Nice piece Nic but I feel that being a good person for the majority of folks is probably a false illusion. I think people should just strive to be people. Human beings are there own genetically modified species both the experiment and the scientist. We have had thousands of years to define those attributes that we have been monitoring, just like labelling a storage unit of carbohydrates on a plant a tuber and deciding we need to make that bigger, we have done the same thing with emotions and have labelled selfless acts as good and decided we need more of that. The problem is that we cant even recreate photosynthesis in a lab to produce something as simple as tuber from scratch from nothing more then a plate of basic atoms. How are we suppose to get a hold of something as complex and abstract as a human emotion.

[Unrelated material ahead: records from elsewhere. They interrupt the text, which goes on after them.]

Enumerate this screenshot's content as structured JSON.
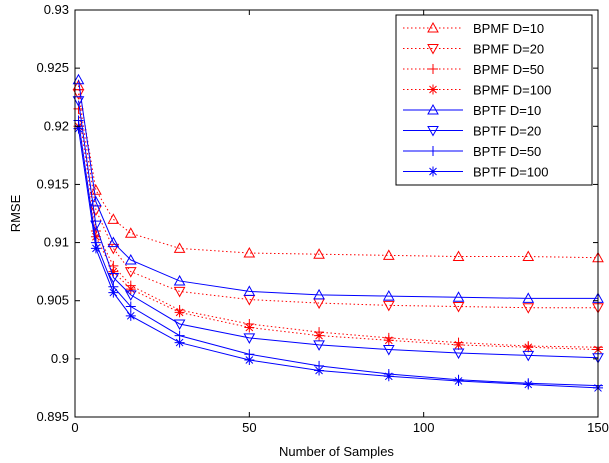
{
  "chart_data": {
    "type": "line",
    "xlabel": "Number of Samples",
    "ylabel": "RMSE",
    "xlim": [
      0,
      150
    ],
    "ylim": [
      0.895,
      0.93
    ],
    "x_ticks": [
      0,
      50,
      100,
      150
    ],
    "x_tick_labels": [
      "0",
      "50",
      "100",
      "150"
    ],
    "y_ticks": [
      0.895,
      0.9,
      0.905,
      0.91,
      0.915,
      0.92,
      0.925,
      0.93
    ],
    "y_tick_labels": [
      "0.895",
      "0.9",
      "0.905",
      "0.91",
      "0.915",
      "0.92",
      "0.925",
      "0.93"
    ],
    "grid": false,
    "legend_position": "top-right",
    "x": [
      1,
      6,
      11,
      16,
      30,
      50,
      70,
      90,
      110,
      130,
      150
    ],
    "series": [
      {
        "name": "BPMF D=10",
        "color": "#ff0000",
        "line_style": "dotted",
        "marker": "triangle-up",
        "values": [
          0.9235,
          0.9145,
          0.912,
          0.9108,
          0.9095,
          0.9091,
          0.909,
          0.9089,
          0.9088,
          0.9088,
          0.9087
        ]
      },
      {
        "name": "BPMF D=20",
        "color": "#ff0000",
        "line_style": "dotted",
        "marker": "triangle-down",
        "values": [
          0.9228,
          0.9128,
          0.9095,
          0.9075,
          0.9058,
          0.9051,
          0.9048,
          0.9046,
          0.9045,
          0.9044,
          0.9044
        ]
      },
      {
        "name": "BPMF D=50",
        "color": "#ff0000",
        "line_style": "dotted",
        "marker": "plus",
        "values": [
          0.9215,
          0.911,
          0.908,
          0.9063,
          0.9042,
          0.903,
          0.9023,
          0.9018,
          0.9014,
          0.9011,
          0.901
        ]
      },
      {
        "name": "BPMF D=100",
        "color": "#ff0000",
        "line_style": "dotted",
        "marker": "asterisk",
        "values": [
          0.92,
          0.9105,
          0.9075,
          0.906,
          0.904,
          0.9027,
          0.902,
          0.9016,
          0.9012,
          0.901,
          0.9008
        ]
      },
      {
        "name": "BPTF D=10",
        "color": "#0000ff",
        "line_style": "solid",
        "marker": "triangle-up",
        "values": [
          0.924,
          0.9135,
          0.91,
          0.9085,
          0.9067,
          0.9058,
          0.9055,
          0.9054,
          0.9053,
          0.9052,
          0.9052
        ]
      },
      {
        "name": "BPTF D=20",
        "color": "#0000ff",
        "line_style": "solid",
        "marker": "triangle-down",
        "values": [
          0.9222,
          0.9115,
          0.907,
          0.9055,
          0.903,
          0.9018,
          0.9012,
          0.9008,
          0.9005,
          0.9003,
          0.9001
        ]
      },
      {
        "name": "BPTF D=50",
        "color": "#0000ff",
        "line_style": "solid",
        "marker": "plus",
        "values": [
          0.9205,
          0.91,
          0.9062,
          0.9045,
          0.902,
          0.9004,
          0.8994,
          0.8987,
          0.8982,
          0.8979,
          0.8977
        ]
      },
      {
        "name": "BPTF D=100",
        "color": "#0000ff",
        "line_style": "solid",
        "marker": "asterisk",
        "values": [
          0.9198,
          0.9095,
          0.9057,
          0.9037,
          0.9014,
          0.8999,
          0.899,
          0.8985,
          0.8981,
          0.8978,
          0.8975
        ]
      }
    ]
  }
}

Basically I think we would all do better as a species if we go out there and try but seriously lower are expectations of what we expect out of something that is impossible to define. You make a good point when you talk about convincing people who have been abused by society that they are good people but I think we would do best if we could convince the world that they are and we all are actually just people. Not good, not bad just products of an experiment. I think we should place more emphasis on the fact that each one of us does have one innate easily defined communality called survival. I’m tired and having a problem making my point more clear but it goes something like this the sooner everyone realizes that we are just existing the less we have to pretend to strive for something. This may sound like not caring, sure but don’t label a dandelion a weed and put a lot of energy into making your lawn free of it. Instead just look at it’s many features and you my find yourself eating it instead and gaining a new food source you never knew you had. Perhaps even make a coffee substitute from the dried dandelion root, but understand that the dandelion was not placed there for you but that doesn’t mean you can’t interact with it as much as possible and find other uses. Life can be more tasty when we eat dandelion heads but not necessarily more good.